Mes journées sont alors rythmées par leur emploi du temps. Parfois je pars à la ferme avec certains volontaires et je découvre l’élevage de poulets, cochons ou la pousse de citronnelle. Parfois, je passe ma journée dans la communauté à écouter les philippins eux mêmes parler de Gawad Kalinga et pourquoi cela change leur vie. C’est intéressant d’ailleurs de constater par toi-même qu’il y a vraiment une pauvreté de cœur et d’esprit : ils ont accès à toutes les conditions pour s’en sortir, certaines familles se débrouillent très bien et réussissent à bien gagner leur vie et à envoyer leurs enfants à l’université. D’autres familles continuent de vivre dans la pauvreté, ne souhaitant pas travailler ou étant incapables de gérer leur argent, ou encore, en n’aménageant pas leur maison, ils continuent à tous dormir par terre. Certaines maisons sont de vrais palaces avec du parquet et même un étage. Ils ont chacun leur chambre et tout le confort. D’autres maisons sont des taudis, sans décoration et ils dorment à même le béton dans la même pièce.

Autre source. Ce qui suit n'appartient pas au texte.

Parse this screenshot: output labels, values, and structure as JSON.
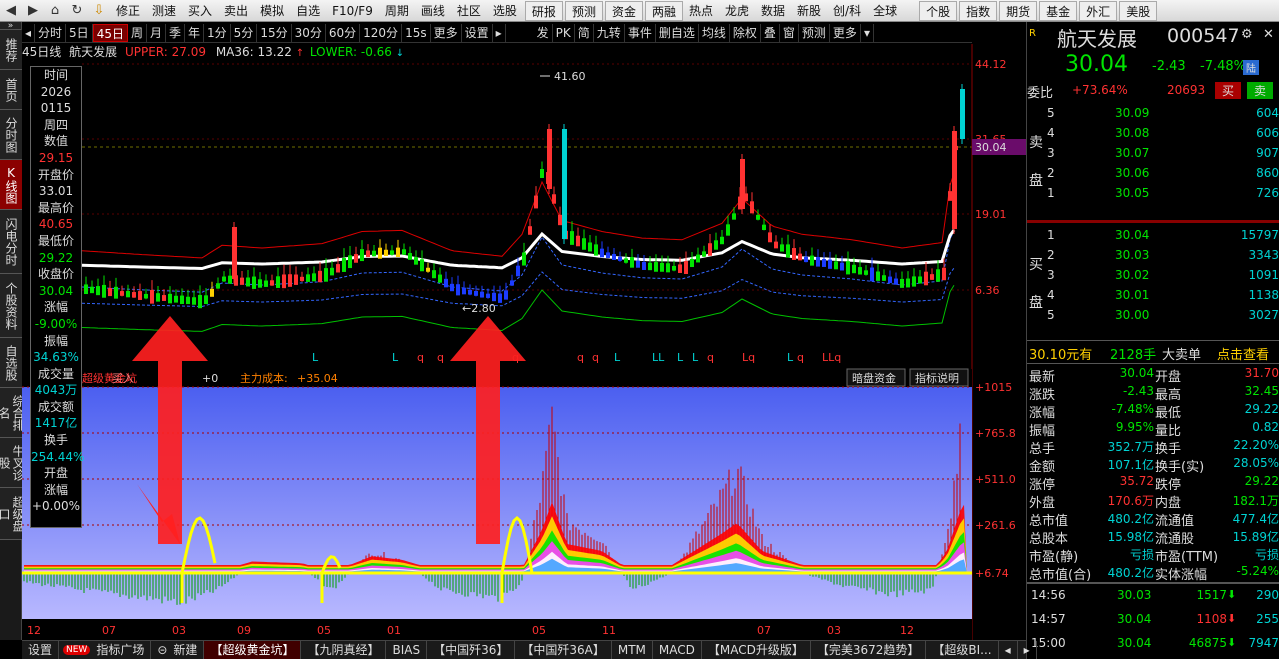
{
  "toolbar": {
    "left": [
      "修正",
      "测速",
      "买入",
      "卖出",
      "模拟",
      "自选",
      "F10/F9",
      "周期",
      "画线",
      "社区",
      "选股"
    ],
    "mid": [
      "研报",
      "预测",
      "资金",
      "两融",
      "热点",
      "龙虎",
      "数据",
      "新股",
      "创/科",
      "全球"
    ],
    "right": [
      "个股",
      "指数",
      "期货",
      "基金",
      "外汇",
      "美股"
    ]
  },
  "leftmenu": [
    {
      "label": "推荐",
      "on": false
    },
    {
      "label": "首页",
      "on": false
    },
    {
      "label": "分时图",
      "on": false
    },
    {
      "label": "K线图",
      "on": true
    },
    {
      "label": "闪电分时",
      "on": false
    },
    {
      "label": "个股资料",
      "on": false
    },
    {
      "label": "自选股",
      "on": false
    },
    {
      "label": "综合排名",
      "on": false
    },
    {
      "label": "牛叉诊股",
      "on": false
    },
    {
      "label": "超级盘口",
      "on": false
    }
  ],
  "period": {
    "items": [
      "分时",
      "5日",
      "45日",
      "周",
      "月",
      "季",
      "年",
      "1分",
      "5分",
      "15分",
      "30分",
      "60分",
      "120分",
      "15s",
      "更多",
      "设置"
    ],
    "active": "45日",
    "tools": [
      "发",
      "PK",
      "简",
      "九转",
      "事件",
      "删自选",
      "均线",
      "除权",
      "叠",
      "窗",
      "预测",
      "更多"
    ]
  },
  "info": {
    "name": "45日线",
    "stock": "航天发展",
    "upper": "UPPER: 27.09",
    "ma": "MA36: 13.22",
    "lower": "LOWER: -0.66"
  },
  "yaxis": {
    "top": [
      "44.12",
      "31.65",
      "19.01",
      "6.36"
    ],
    "price_tag": "30.04",
    "bottom": [
      "+1015",
      "+765.8",
      "+511.0",
      "+261.6",
      "+6.74"
    ]
  },
  "annotations": {
    "high": "41.60",
    "low": "2.80"
  },
  "indicator": {
    "title": "超级黄金坑",
    "buy": "买入",
    "cost_label": "主力成本:",
    "cost": "+35.04",
    "val": "+0",
    "b1": "暗盘资金",
    "b2": "指标说明"
  },
  "xaxis": [
    "12",
    "07",
    "03",
    "09",
    "05",
    "01",
    "05",
    "11",
    "07",
    "03",
    "12"
  ],
  "popup": [
    {
      "k": "时间",
      "v": "2026"
    },
    {
      "k": "",
      "v": "0115"
    },
    {
      "k": "周四",
      "v": ""
    },
    {
      "k": "数值",
      "v": "29.15"
    },
    {
      "k": "开盘价",
      "v": "33.01"
    },
    {
      "k": "最高价",
      "v": "40.65"
    },
    {
      "k": "最低价",
      "v": "29.22"
    },
    {
      "k": "收盘价",
      "v": "30.04"
    },
    {
      "k": "涨幅",
      "v": "-9.00%"
    },
    {
      "k": "振幅",
      "v": "34.63%"
    },
    {
      "k": "成交量",
      "v": "4043万"
    },
    {
      "k": "成交额",
      "v": "1417亿"
    },
    {
      "k": "换手",
      "v": "254.44%"
    },
    {
      "k": "开盘",
      "v": ""
    },
    {
      "k": "涨幅",
      "v": "+0.00%"
    }
  ],
  "quote": {
    "name": "航天发展",
    "code": "000547",
    "price": "30.04",
    "chg": "-2.43",
    "pct": "-7.48%",
    "tag": "陆",
    "weibi_label": "委比",
    "weibi": "+73.64%",
    "weicha": "20693",
    "buy": "买",
    "sell": "卖"
  },
  "asks": [
    {
      "n": "5",
      "p": "30.09",
      "v": "604"
    },
    {
      "n": "4",
      "p": "30.08",
      "v": "606"
    },
    {
      "n": "3",
      "p": "30.07",
      "v": "907"
    },
    {
      "n": "2",
      "p": "30.06",
      "v": "860"
    },
    {
      "n": "1",
      "p": "30.05",
      "v": "726"
    }
  ],
  "bids": [
    {
      "n": "1",
      "p": "30.04",
      "v": "15797"
    },
    {
      "n": "2",
      "p": "30.03",
      "v": "3343"
    },
    {
      "n": "3",
      "p": "30.02",
      "v": "1091"
    },
    {
      "n": "4",
      "p": "30.01",
      "v": "1138"
    },
    {
      "n": "5",
      "p": "30.00",
      "v": "3027"
    }
  ],
  "sell_side": "卖盘",
  "buy_side": "买盘",
  "bigorder": {
    "a": "30.10元有",
    "b": "2128手",
    "c": "大卖单",
    "d": "点击查看"
  },
  "stats": [
    [
      "最新",
      "30.04",
      "开盘",
      "31.70"
    ],
    [
      "涨跌",
      "-2.43",
      "最高",
      "32.45"
    ],
    [
      "涨幅",
      "-7.48%",
      "最低",
      "29.22"
    ],
    [
      "振幅",
      "9.95%",
      "量比",
      "0.82"
    ],
    [
      "总手",
      "352.7万",
      "换手",
      "22.20%"
    ],
    [
      "金额",
      "107.1亿",
      "换手(实)",
      "28.05%"
    ],
    [
      "涨停",
      "35.72",
      "跌停",
      "29.22"
    ],
    [
      "外盘",
      "170.6万",
      "内盘",
      "182.1万"
    ],
    [
      "总市值",
      "480.2亿",
      "流通值",
      "477.4亿"
    ],
    [
      "总股本",
      "15.98亿",
      "流通股",
      "15.89亿"
    ],
    [
      "市盈(静)",
      "亏损",
      "市盈(TTM)",
      "亏损"
    ],
    [
      "总市值(合)",
      "480.2亿",
      "实体涨幅",
      "-5.24%"
    ]
  ],
  "ticks": [
    {
      "t": "14:56",
      "p": "30.03",
      "v": "1517",
      "n": "290"
    },
    {
      "t": "14:57",
      "p": "30.04",
      "v": "1108",
      "n": "255"
    },
    {
      "t": "15:00",
      "p": "30.04",
      "v": "46875",
      "n": "7947"
    }
  ],
  "tabs": [
    "设置",
    "指标广场",
    "新建",
    "【超级黄金坑】",
    "【九阴真经】",
    "BIAS",
    "【中国歼36】",
    "【中国歼36A】",
    "MTM",
    "MACD",
    "【MACD升级版】",
    "【完美3672趋势】",
    "【超级BI..."
  ],
  "tab_active": "【超级黄金坑】",
  "new_badge": "NEW",
  "colors": {
    "up": "#ff3232",
    "down": "#00e400",
    "accent": "#00d2d2",
    "panel": "#4b5ff0"
  }
}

Quand tu leur demandes ce qui est difficile dans la communauté, ce qui fonctionne mal, ils répondent presque tous « les ragots ». Etant donné qu’ils vivent un peu repliés sur eux-mêmes, l’information circule vite. Tout le monde parle sur tout le monde et ils ont du mal à le supporter. Par exemple, un Tito a essayé de travailler à la ferme. Lui qui était chauffeur de tuk-tuk à Manille, ce n’était pas forcément évident de devenir fermier du jour au lendemain. Ses collègues se sont tellement moqués de lui, et la communauté parlait tellement de sa maladresse, qu’il a préféré arrêter de travailler, laissant sa femme assumer seule le revenu du foyer en ayant deux travails (la pauvreté du cœur !). Il n’y a pas de système politique dans la communauté, ni même d’attribution de rôles officiels. C’est donc officieusement que tout se joue. Ceux qui réussissent sont jalousés et l’on peut constater le rapprochement de certaines familles en fonction de leur revenu. De vraies classes sociales existent à l’intérieur même du village. Le passé joue aussi un rôle important : si tu as été membre d’un gang, ou si tu as été en prison, on n’effacera pas ton passé . Tout se sait et on ne te laissera pas faire du business si facilement, car on ne te fera pas confiance. Même si tu es repenti. Un vrai casier judiciaire « informel ».